Orr announced his retirement from the NFL on January 20, 2017 due to a congenital neck/spine condition that ended his season. On June 28, Orr announced on Good Morning Football that he would be coming out of retirement and return to football after receiving encouraging diagnoses about the congenital spinal condition. Orr was set to be a restricted free agent in 2017, but the Ravens never placed a tender on him since they assumed he would retire, therefore making Orr an unrestricted free agent.

After visiting with six teams and talking with 11 others, no team would sign him due to his spinal condition and herniated disc. He officially announced his retirement for a second time on August 18, 2017.

Pre-draft measurables
| Height | Weight | Arm length | Hand span | Wingspan | 40-yard dash | 10-yard split | 20-yard split | 20-yard shuttle | Three-cone drill | Vertical jump | Broad jump | Bench press |
| 5 ft 11+7⁄8 in (1.83 m) | 237 lb (108 kg) | 31+3⁄4 in (0.81 m) | 9+1⁄4 in (0.23 m) | 6 ft 4+7⁄8 in (1.95 m) | 4.73 s | 1.70 s | 2.76 s | 4.41 s | 7.26 s | 33.0 in (0.84 m) | 9 ft 8 in (2.95 m) | 14 reps |
All values from Pro Day

==NFL career statistics==

Legend
| Bold | Career high |

===Regular season===

| Year | Team | Games |  | Tackles |  |  |  | Interceptions |  |  |  |  |  | Fumbles |  |
| GP | GS | Cmb | Solo | Ast | Sck | PD | Int | Yds | Avg | Lng | TD | FF | FR |
| 2014 | BAL | 15 | 0 | 8 | 6 | 2 | 0.0 | 0 | 0 | 0 | 0.0 | 0 | 0 | 0 | 0 |
| 2015 | BAL | 16 | 0 | 22 | 19 | 3 | 1.0 | 1 | 0 | 0 | 0.0 | 0 | 0 | 0 | 0 |
| 2016 | BAL | 15 | 15 | 133 | 92 | 41 | 0.0 | 5 | 3 | 23 | 7.7 | 14 | 0 | 0 | 2 |
| Career |  | 46 | 15 | 163 | 117 | 46 | 1.0 | 6 | 3 | 23 | 7.7 | 14 | 0 | 0 | 2 |

==Coaching career==
===Baltimore Ravens===
On August 30, 2017, Orr began his coaching career and was hired by the Baltimore Ravens as a defensive analyst under head coach John Harbaugh. This came 12 days after announcing his second retirement.

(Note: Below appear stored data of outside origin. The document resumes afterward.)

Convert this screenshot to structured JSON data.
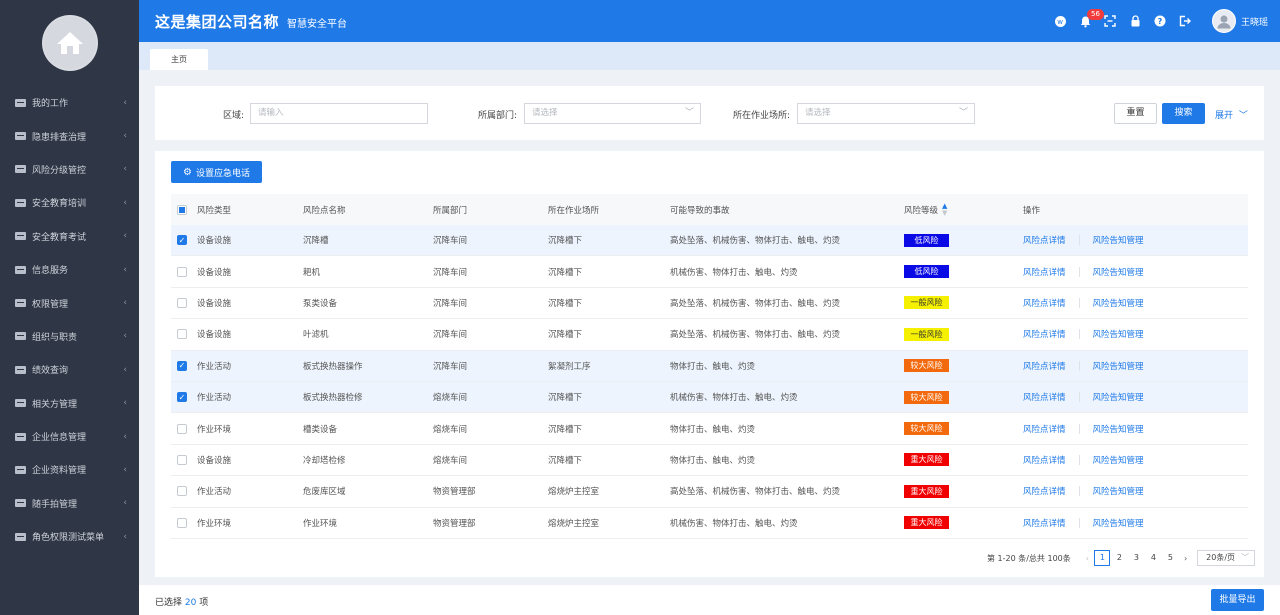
{
  "header": {
    "company": "这是集团公司名称",
    "platform": "智慧安全平台",
    "notification_count": "56",
    "username": "王晓瑶",
    "icons": [
      "weibo-icon",
      "bell-icon",
      "fullscreen-icon",
      "lock-icon",
      "help-icon",
      "logout-icon"
    ]
  },
  "sidebar": {
    "items": [
      {
        "label": "我的工作"
      },
      {
        "label": "隐患排查治理"
      },
      {
        "label": "风险分级管控"
      },
      {
        "label": "安全教育培训"
      },
      {
        "label": "安全教育考试"
      },
      {
        "label": "信息服务"
      },
      {
        "label": "权限管理"
      },
      {
        "label": "组织与职责"
      },
      {
        "label": "绩效查询"
      },
      {
        "label": "相关方管理"
      },
      {
        "label": "企业信息管理"
      },
      {
        "label": "企业资料管理"
      },
      {
        "label": "随手拍管理"
      },
      {
        "label": "角色权限测试菜单"
      }
    ]
  },
  "tabs": [
    {
      "label": "主页"
    }
  ],
  "search": {
    "area_label": "区域:",
    "area_placeholder": "请输入",
    "dept_label": "所属部门:",
    "dept_placeholder": "请选择",
    "site_label": "所在作业场所:",
    "site_placeholder": "请选择",
    "reset_label": "重置",
    "search_label": "搜索",
    "expand_label": "展开"
  },
  "toolbar": {
    "emergency_label": "设置应急电话"
  },
  "table": {
    "columns": [
      "风险类型",
      "风险点名称",
      "所属部门",
      "所在作业场所",
      "可能导致的事故",
      "风险等级",
      "操作"
    ],
    "action_detail": "风险点详情",
    "action_notice": "风险告知管理",
    "rows": [
      {
        "type": "设备设施",
        "name": "沉降槽",
        "dept": "沉降车间",
        "site": "沉降槽下",
        "accident": "高处坠落、机械伤害、物体打击、触电、灼烫",
        "level": "低风险",
        "level_color": "#0a0ae6",
        "checked": true
      },
      {
        "type": "设备设施",
        "name": "耙机",
        "dept": "沉降车间",
        "site": "沉降槽下",
        "accident": "机械伤害、物体打击、触电、灼烫",
        "level": "低风险",
        "level_color": "#0a0ae6",
        "checked": false
      },
      {
        "type": "设备设施",
        "name": "泵类设备",
        "dept": "沉降车间",
        "site": "沉降槽下",
        "accident": "高处坠落、机械伤害、物体打击、触电、灼烫",
        "level": "一般风险",
        "level_color": "#f5f000",
        "checked": false
      },
      {
        "type": "设备设施",
        "name": "叶滤机",
        "dept": "沉降车间",
        "site": "沉降槽下",
        "accident": "高处坠落、机械伤害、物体打击、触电、灼烫",
        "level": "一般风险",
        "level_color": "#f5f000",
        "checked": false
      },
      {
        "type": "作业活动",
        "name": "板式换热器操作",
        "dept": "沉降车间",
        "site": "絮凝剂工序",
        "accident": "物体打击、触电、灼烫",
        "level": "较大风险",
        "level_color": "#f26a0d",
        "checked": true
      },
      {
        "type": "作业活动",
        "name": "板式换热器检修",
        "dept": "熔烧车间",
        "site": "沉降槽下",
        "accident": "机械伤害、物体打击、触电、灼烫",
        "level": "较大风险",
        "level_color": "#f26a0d",
        "checked": true
      },
      {
        "type": "作业环境",
        "name": "槽类设备",
        "dept": "熔烧车间",
        "site": "沉降槽下",
        "accident": "物体打击、触电、灼烫",
        "level": "较大风险",
        "level_color": "#f26a0d",
        "checked": false
      },
      {
        "type": "设备设施",
        "name": "冷却塔检修",
        "dept": "熔烧车间",
        "site": "沉降槽下",
        "accident": "物体打击、触电、灼烫",
        "level": "重大风险",
        "level_color": "#f00000",
        "checked": false
      },
      {
        "type": "作业活动",
        "name": "危废库区域",
        "dept": "物资管理部",
        "site": "熔烧炉主控室",
        "accident": "高处坠落、机械伤害、物体打击、触电、灼烫",
        "level": "重大风险",
        "level_color": "#f00000",
        "checked": false
      },
      {
        "type": "作业环境",
        "name": "作业环境",
        "dept": "物资管理部",
        "site": "熔烧炉主控室",
        "accident": "机械伤害、物体打击、触电、灼烫",
        "level": "重大风险",
        "level_color": "#f00000",
        "checked": false
      }
    ]
  },
  "pagination": {
    "total_text": "第 1-20 条/总共 100条",
    "pages": [
      "1",
      "2",
      "3",
      "4",
      "5"
    ],
    "active_page": "1",
    "page_size": "20条/页"
  },
  "footer": {
    "selected_prefix": "已选择",
    "selected_count": "20",
    "selected_suffix": "项",
    "export_label": "批量导出"
  }
}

===Jacksonville Jaguars===
On February 11, 2021, Orr was hired by the Jacksonville Jaguars as their outside linebackers coach under head coach Urban Meyer.

===Baltimore Ravens (second stint)===
On February 23, 2022, Orr was hired by the Ravens as their inside linebackers coach under head coach John Harbaugh.

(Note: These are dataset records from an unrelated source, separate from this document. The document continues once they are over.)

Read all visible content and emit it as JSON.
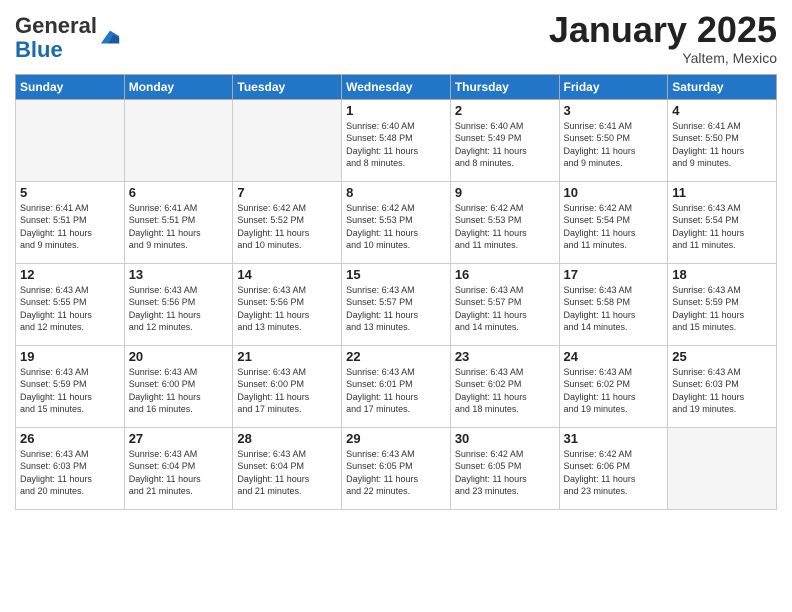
{
  "header": {
    "logo_general": "General",
    "logo_blue": "Blue",
    "month_title": "January 2025",
    "location": "Yaltem, Mexico"
  },
  "days_of_week": [
    "Sunday",
    "Monday",
    "Tuesday",
    "Wednesday",
    "Thursday",
    "Friday",
    "Saturday"
  ],
  "weeks": [
    [
      {
        "day": "",
        "info": ""
      },
      {
        "day": "",
        "info": ""
      },
      {
        "day": "",
        "info": ""
      },
      {
        "day": "1",
        "info": "Sunrise: 6:40 AM\nSunset: 5:48 PM\nDaylight: 11 hours\nand 8 minutes."
      },
      {
        "day": "2",
        "info": "Sunrise: 6:40 AM\nSunset: 5:49 PM\nDaylight: 11 hours\nand 8 minutes."
      },
      {
        "day": "3",
        "info": "Sunrise: 6:41 AM\nSunset: 5:50 PM\nDaylight: 11 hours\nand 9 minutes."
      },
      {
        "day": "4",
        "info": "Sunrise: 6:41 AM\nSunset: 5:50 PM\nDaylight: 11 hours\nand 9 minutes."
      }
    ],
    [
      {
        "day": "5",
        "info": "Sunrise: 6:41 AM\nSunset: 5:51 PM\nDaylight: 11 hours\nand 9 minutes."
      },
      {
        "day": "6",
        "info": "Sunrise: 6:41 AM\nSunset: 5:51 PM\nDaylight: 11 hours\nand 9 minutes."
      },
      {
        "day": "7",
        "info": "Sunrise: 6:42 AM\nSunset: 5:52 PM\nDaylight: 11 hours\nand 10 minutes."
      },
      {
        "day": "8",
        "info": "Sunrise: 6:42 AM\nSunset: 5:53 PM\nDaylight: 11 hours\nand 10 minutes."
      },
      {
        "day": "9",
        "info": "Sunrise: 6:42 AM\nSunset: 5:53 PM\nDaylight: 11 hours\nand 11 minutes."
      },
      {
        "day": "10",
        "info": "Sunrise: 6:42 AM\nSunset: 5:54 PM\nDaylight: 11 hours\nand 11 minutes."
      },
      {
        "day": "11",
        "info": "Sunrise: 6:43 AM\nSunset: 5:54 PM\nDaylight: 11 hours\nand 11 minutes."
      }
    ],
    [
      {
        "day": "12",
        "info": "Sunrise: 6:43 AM\nSunset: 5:55 PM\nDaylight: 11 hours\nand 12 minutes."
      },
      {
        "day": "13",
        "info": "Sunrise: 6:43 AM\nSunset: 5:56 PM\nDaylight: 11 hours\nand 12 minutes."
      },
      {
        "day": "14",
        "info": "Sunrise: 6:43 AM\nSunset: 5:56 PM\nDaylight: 11 hours\nand 13 minutes."
      },
      {
        "day": "15",
        "info": "Sunrise: 6:43 AM\nSunset: 5:57 PM\nDaylight: 11 hours\nand 13 minutes."
      },
      {
        "day": "16",
        "info": "Sunrise: 6:43 AM\nSunset: 5:57 PM\nDaylight: 11 hours\nand 14 minutes."
      },
      {
        "day": "17",
        "info": "Sunrise: 6:43 AM\nSunset: 5:58 PM\nDaylight: 11 hours\nand 14 minutes."
      },
      {
        "day": "18",
        "info": "Sunrise: 6:43 AM\nSunset: 5:59 PM\nDaylight: 11 hours\nand 15 minutes."
      }
    ],
    [
      {
        "day": "19",
        "info": "Sunrise: 6:43 AM\nSunset: 5:59 PM\nDaylight: 11 hours\nand 15 minutes."
      },
      {
        "day": "20",
        "info": "Sunrise: 6:43 AM\nSunset: 6:00 PM\nDaylight: 11 hours\nand 16 minutes."
      },
      {
        "day": "21",
        "info": "Sunrise: 6:43 AM\nSunset: 6:00 PM\nDaylight: 11 hours\nand 17 minutes."
      },
      {
        "day": "22",
        "info": "Sunrise: 6:43 AM\nSunset: 6:01 PM\nDaylight: 11 hours\nand 17 minutes."
      },
      {
        "day": "23",
        "info": "Sunrise: 6:43 AM\nSunset: 6:02 PM\nDaylight: 11 hours\nand 18 minutes."
      },
      {
        "day": "24",
        "info": "Sunrise: 6:43 AM\nSunset: 6:02 PM\nDaylight: 11 hours\nand 19 minutes."
      },
      {
        "day": "25",
        "info": "Sunrise: 6:43 AM\nSunset: 6:03 PM\nDaylight: 11 hours\nand 19 minutes."
      }
    ],
    [
      {
        "day": "26",
        "info": "Sunrise: 6:43 AM\nSunset: 6:03 PM\nDaylight: 11 hours\nand 20 minutes."
      },
      {
        "day": "27",
        "info": "Sunrise: 6:43 AM\nSunset: 6:04 PM\nDaylight: 11 hours\nand 21 minutes."
      },
      {
        "day": "28",
        "info": "Sunrise: 6:43 AM\nSunset: 6:04 PM\nDaylight: 11 hours\nand 21 minutes."
      },
      {
        "day": "29",
        "info": "Sunrise: 6:43 AM\nSunset: 6:05 PM\nDaylight: 11 hours\nand 22 minutes."
      },
      {
        "day": "30",
        "info": "Sunrise: 6:42 AM\nSunset: 6:05 PM\nDaylight: 11 hours\nand 23 minutes."
      },
      {
        "day": "31",
        "info": "Sunrise: 6:42 AM\nSunset: 6:06 PM\nDaylight: 11 hours\nand 23 minutes."
      },
      {
        "day": "",
        "info": ""
      }
    ]
  ]
}
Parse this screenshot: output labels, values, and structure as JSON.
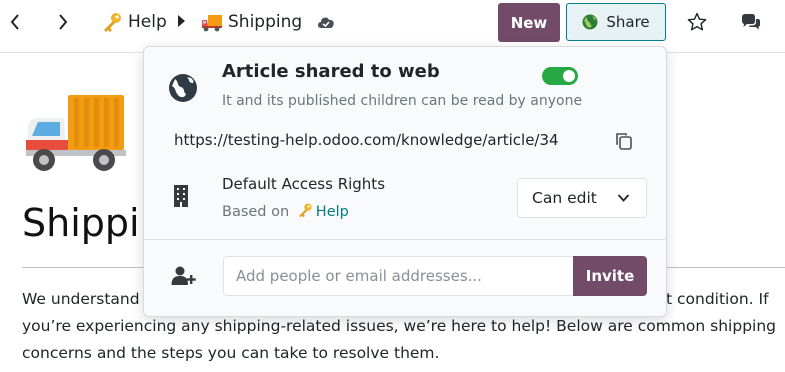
{
  "breadcrumbs": [
    {
      "icon": "key-emoji",
      "label": "Help"
    },
    {
      "icon": "truck-emoji",
      "label": "Shipping"
    }
  ],
  "toolbar": {
    "new_label": "New",
    "share_label": "Share",
    "icons": [
      "back-arrow-icon",
      "forward-arrow-icon",
      "cloud-check-icon",
      "star-icon",
      "chat-icon"
    ]
  },
  "article": {
    "cover_emoji": "delivery-truck",
    "title": "Shipping",
    "body_lines": [
      "We understand",
      "you’re experiencing any shipping-related issues, we’re here to help! Below are common shipping",
      "concerns and the steps you can take to resolve them."
    ],
    "body_right_fragment": "t condition. If"
  },
  "share_popover": {
    "title": "Article shared to web",
    "subtitle": "It and its published children can be read by anyone",
    "shared": true,
    "link": "https://testing-help.odoo.com/knowledge/article/34",
    "access": {
      "title": "Default Access Rights",
      "based_on_prefix": "Based on",
      "based_on_link": "Help",
      "selected": "Can edit"
    },
    "invite": {
      "placeholder": "Add people or email addresses...",
      "button_label": "Invite"
    }
  },
  "colors": {
    "primary": "#714b67",
    "teal": "#017e84",
    "toggle_on": "#28a745"
  }
}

On February 1, 2024, Orr was promoted to defensive coordinator for the Baltimore Ravens, replacing Mike Macdonald after his departure to become the head coach of the Seattle Seahawks.

===Seattle Seahawks===
On January 22, 2026, Jesse Minter was hired as the new Ravens head coach to replace the recently fired John Harbaugh, and Orr was not retained as the Ravens defensive coordinator. On February 13, 2026, Orr was hired by the Seahawks as their inside linebackers coach, reuniting with Macdonald.

==Personal life==
Orr is the son of former Washington Redskins tight end Terry Orr. He has three brothers, all of whom have played college football: older brother Terrance, who played at Texas State, younger brother Nick, who played at TCU and youngest brother Chris, who played at Wisconsin and is now a coach after playing in the NFL and USFL.

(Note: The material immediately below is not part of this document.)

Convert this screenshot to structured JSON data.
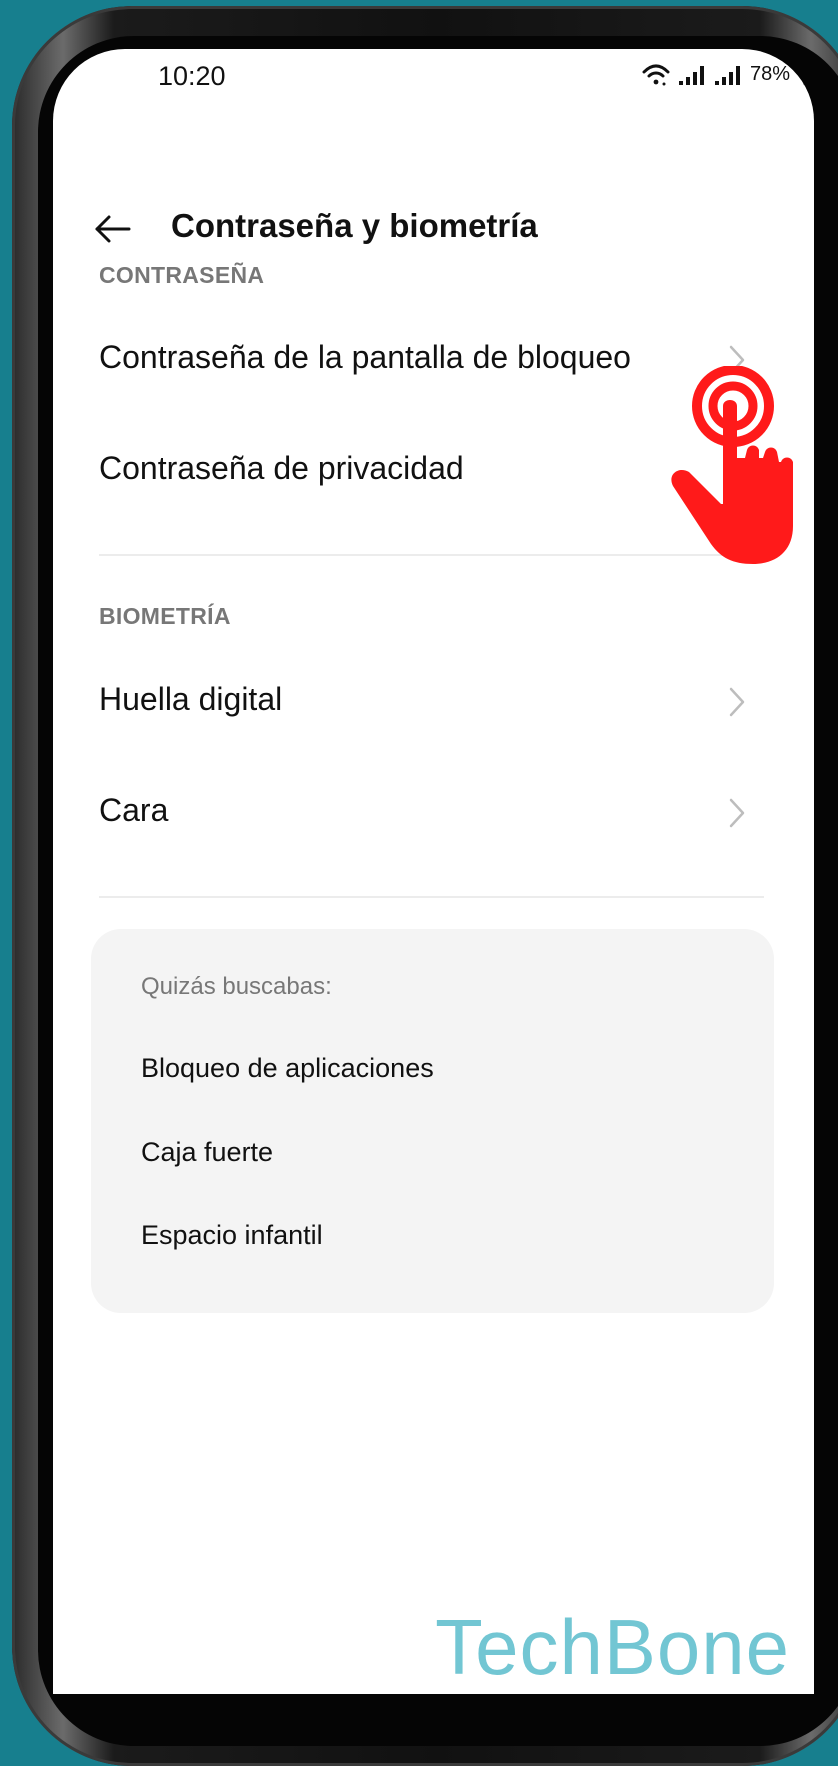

Orr was born with a rare spinal condition where his C-1 vertebrae, the one located at the top of his neck below his skull, was not fully developed. It was revealed that if Orr took a bad hit, the C-1 could explode and may result in death. This promptly forced Orr to retire from professional football after his third season, coming off a breakout season where he led the Ravens in tackles and earned second-team All-Pro in 2016.